How Shots Relate to Occurrences
Detection occurrences reference shots via the shs (shot start) and she (shot end) fields. These are 0-based indexes into the detected_shots array.
This connection is useful for workflows that need to operate at the shot level. For example, when flagging inappropriate content, you might want to extract the entire shot containing the detection rather than just the detection's time segment.

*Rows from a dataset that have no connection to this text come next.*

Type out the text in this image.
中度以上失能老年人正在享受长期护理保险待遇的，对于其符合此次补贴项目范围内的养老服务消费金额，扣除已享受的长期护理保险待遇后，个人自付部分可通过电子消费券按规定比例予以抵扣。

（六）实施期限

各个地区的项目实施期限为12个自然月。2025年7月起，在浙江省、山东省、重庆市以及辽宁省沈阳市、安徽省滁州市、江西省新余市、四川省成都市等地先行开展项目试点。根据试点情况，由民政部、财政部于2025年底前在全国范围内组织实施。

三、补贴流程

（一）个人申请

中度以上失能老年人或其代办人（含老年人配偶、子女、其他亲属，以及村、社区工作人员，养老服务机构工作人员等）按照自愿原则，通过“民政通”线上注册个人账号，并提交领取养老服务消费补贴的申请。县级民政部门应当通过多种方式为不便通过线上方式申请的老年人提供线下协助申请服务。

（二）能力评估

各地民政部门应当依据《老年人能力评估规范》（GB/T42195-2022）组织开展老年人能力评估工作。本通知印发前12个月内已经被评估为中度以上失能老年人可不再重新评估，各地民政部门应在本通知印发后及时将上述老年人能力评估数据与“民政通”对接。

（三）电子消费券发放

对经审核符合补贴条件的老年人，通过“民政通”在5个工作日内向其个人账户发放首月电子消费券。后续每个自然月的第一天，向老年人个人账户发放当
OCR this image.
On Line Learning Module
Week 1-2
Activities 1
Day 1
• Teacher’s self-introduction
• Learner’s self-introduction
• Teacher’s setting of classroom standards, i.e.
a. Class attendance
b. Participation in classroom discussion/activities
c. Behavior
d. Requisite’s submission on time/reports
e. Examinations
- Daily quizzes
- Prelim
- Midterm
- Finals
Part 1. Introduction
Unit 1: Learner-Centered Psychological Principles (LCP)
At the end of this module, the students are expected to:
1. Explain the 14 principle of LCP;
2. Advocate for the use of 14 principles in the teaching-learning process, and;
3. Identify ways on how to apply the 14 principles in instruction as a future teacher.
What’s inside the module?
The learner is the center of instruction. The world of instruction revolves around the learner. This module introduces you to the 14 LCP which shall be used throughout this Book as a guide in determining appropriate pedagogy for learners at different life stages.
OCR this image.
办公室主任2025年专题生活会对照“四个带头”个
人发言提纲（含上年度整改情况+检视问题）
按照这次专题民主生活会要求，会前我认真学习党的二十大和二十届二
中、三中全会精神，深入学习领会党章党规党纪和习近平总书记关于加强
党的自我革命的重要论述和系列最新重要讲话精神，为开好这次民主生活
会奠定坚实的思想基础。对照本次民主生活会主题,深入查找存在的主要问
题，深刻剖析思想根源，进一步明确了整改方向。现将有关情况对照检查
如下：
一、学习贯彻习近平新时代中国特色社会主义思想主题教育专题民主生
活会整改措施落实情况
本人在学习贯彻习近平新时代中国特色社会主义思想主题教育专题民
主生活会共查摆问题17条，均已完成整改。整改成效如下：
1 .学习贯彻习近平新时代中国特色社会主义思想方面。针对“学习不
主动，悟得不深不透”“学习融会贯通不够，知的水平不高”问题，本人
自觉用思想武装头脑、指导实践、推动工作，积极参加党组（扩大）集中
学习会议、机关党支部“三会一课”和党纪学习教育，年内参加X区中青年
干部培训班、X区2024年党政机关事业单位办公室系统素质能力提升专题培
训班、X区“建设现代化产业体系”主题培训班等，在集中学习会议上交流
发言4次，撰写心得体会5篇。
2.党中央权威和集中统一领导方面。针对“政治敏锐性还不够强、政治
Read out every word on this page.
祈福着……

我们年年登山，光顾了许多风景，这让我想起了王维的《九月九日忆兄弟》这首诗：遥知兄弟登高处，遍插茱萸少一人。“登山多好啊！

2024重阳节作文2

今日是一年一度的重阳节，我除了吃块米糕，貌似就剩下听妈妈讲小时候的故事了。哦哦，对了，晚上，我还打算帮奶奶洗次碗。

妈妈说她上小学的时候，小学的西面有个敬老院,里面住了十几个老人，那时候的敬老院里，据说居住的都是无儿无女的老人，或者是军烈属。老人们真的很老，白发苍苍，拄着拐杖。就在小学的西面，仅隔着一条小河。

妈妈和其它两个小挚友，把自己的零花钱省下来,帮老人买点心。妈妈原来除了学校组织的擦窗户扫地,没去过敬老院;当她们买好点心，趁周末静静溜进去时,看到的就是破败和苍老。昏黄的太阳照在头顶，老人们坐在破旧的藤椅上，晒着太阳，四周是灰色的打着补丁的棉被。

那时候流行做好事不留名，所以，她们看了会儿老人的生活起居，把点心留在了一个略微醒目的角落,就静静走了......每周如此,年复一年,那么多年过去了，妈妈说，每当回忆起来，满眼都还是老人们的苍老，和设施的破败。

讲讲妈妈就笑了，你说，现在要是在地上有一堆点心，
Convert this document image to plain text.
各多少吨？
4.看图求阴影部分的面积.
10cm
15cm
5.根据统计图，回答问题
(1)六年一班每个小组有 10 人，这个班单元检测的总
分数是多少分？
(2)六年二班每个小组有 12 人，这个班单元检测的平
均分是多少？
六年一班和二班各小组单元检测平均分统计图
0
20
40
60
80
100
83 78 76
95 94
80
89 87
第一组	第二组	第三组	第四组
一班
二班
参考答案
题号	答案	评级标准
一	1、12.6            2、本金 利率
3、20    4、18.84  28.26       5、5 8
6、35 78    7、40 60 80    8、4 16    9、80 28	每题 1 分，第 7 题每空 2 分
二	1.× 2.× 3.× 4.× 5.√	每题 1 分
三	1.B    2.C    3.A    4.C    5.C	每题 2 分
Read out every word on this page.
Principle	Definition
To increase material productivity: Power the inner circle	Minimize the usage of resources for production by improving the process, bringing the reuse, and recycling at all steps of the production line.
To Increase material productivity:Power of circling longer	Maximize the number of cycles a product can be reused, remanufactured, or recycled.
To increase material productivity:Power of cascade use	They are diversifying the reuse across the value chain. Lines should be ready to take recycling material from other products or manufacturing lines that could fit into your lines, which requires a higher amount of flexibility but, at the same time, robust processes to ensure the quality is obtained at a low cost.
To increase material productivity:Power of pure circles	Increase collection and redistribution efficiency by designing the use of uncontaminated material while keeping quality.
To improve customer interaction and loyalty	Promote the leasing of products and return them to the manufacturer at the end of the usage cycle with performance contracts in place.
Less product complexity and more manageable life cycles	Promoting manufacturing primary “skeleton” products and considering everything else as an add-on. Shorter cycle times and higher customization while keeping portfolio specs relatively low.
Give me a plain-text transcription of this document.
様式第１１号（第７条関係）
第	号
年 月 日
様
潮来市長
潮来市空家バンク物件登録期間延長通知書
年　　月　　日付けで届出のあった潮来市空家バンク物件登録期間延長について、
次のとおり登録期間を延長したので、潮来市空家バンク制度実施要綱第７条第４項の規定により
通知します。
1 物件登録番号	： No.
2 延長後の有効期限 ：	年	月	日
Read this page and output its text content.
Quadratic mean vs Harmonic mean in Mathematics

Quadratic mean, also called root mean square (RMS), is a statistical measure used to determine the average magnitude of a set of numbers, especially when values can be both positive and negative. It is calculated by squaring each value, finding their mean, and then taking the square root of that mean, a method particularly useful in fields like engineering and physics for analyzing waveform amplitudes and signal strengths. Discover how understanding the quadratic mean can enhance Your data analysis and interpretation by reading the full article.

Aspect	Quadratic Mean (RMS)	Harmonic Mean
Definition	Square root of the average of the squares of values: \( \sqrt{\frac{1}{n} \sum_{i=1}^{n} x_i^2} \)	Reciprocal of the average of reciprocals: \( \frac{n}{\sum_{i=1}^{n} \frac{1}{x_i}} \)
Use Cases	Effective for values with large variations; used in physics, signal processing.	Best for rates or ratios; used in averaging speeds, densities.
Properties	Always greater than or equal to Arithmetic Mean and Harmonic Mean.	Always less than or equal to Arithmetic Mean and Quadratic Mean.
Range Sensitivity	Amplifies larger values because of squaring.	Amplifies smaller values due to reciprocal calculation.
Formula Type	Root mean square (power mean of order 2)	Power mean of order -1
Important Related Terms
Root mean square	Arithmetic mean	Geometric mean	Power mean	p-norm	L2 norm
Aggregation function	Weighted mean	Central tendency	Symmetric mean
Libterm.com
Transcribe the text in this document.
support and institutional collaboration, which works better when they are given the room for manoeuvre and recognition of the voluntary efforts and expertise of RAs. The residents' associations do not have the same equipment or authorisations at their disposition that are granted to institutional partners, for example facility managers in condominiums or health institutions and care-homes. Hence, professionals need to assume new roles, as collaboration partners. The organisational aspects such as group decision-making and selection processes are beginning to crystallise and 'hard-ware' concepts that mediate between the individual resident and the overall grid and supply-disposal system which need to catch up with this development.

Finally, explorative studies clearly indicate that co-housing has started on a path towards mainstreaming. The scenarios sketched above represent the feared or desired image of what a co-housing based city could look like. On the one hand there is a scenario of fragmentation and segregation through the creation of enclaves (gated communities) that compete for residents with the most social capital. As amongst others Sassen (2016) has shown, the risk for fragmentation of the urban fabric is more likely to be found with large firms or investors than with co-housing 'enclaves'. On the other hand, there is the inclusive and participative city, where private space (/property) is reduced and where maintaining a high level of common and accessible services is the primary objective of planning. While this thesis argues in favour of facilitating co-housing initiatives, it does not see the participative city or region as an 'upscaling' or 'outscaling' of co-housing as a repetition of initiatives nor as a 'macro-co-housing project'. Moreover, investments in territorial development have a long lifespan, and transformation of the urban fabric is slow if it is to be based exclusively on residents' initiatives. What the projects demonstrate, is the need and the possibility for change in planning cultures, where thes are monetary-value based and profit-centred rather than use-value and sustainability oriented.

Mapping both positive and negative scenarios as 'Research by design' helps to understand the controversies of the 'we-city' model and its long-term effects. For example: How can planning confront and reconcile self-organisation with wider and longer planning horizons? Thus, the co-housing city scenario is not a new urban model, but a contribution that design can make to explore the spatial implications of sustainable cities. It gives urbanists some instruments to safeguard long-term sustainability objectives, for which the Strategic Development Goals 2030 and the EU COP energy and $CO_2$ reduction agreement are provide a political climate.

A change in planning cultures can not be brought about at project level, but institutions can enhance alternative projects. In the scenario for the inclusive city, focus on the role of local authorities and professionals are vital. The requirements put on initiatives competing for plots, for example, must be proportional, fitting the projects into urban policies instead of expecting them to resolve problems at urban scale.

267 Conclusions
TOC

Example: Get the Full Shot for an Occurrence
# Given an occurrence
occurrence = {"ss": 12.5, "se": 15.3, "shs": 3, "she": 3}
# Get the corresponding shot
shot = metadata["segmentations"]["detected_shots"][occurrence["shs"]]
print(f"Occurrence: {occurrence['ss']}s - {occurrence['se']}s")
print(f"Full shot: {shot['ss']}s - {shot['se']}s (duration: {shot['sdur']}s)")
print(f"Shot frames: {shot['fs']} - {shot['fe']}")
Use Cases
- Video editing: Use shot boundaries to split a video into its constituent shots for editing workflows.
- Content moderation: Flag entire shots containing sensitive content rather than precise time segments.
- Highlight extraction: Select shots with high-confidence detections for automated highlight reels.
- Scene analysis: Group consecutive shots with similar detections to identify logical scenes.
Code Example
Python: List All Shots
import json
with open("core_metadata.json", "r") as f:
metadata = json.load(f)
shots = metadata["segmentations"]["detected_shots"]
print(f"Total shots: {len(shots)}")
for i, shot in enumerate(shots):
print(
f"Shot {i}: {shot['ss']:.2f}s - {shot['se']:.2f}s "
f"(duration: {shot['sdur']:.2f}s, frames {shot['fs']}-{shot['fe']})"
)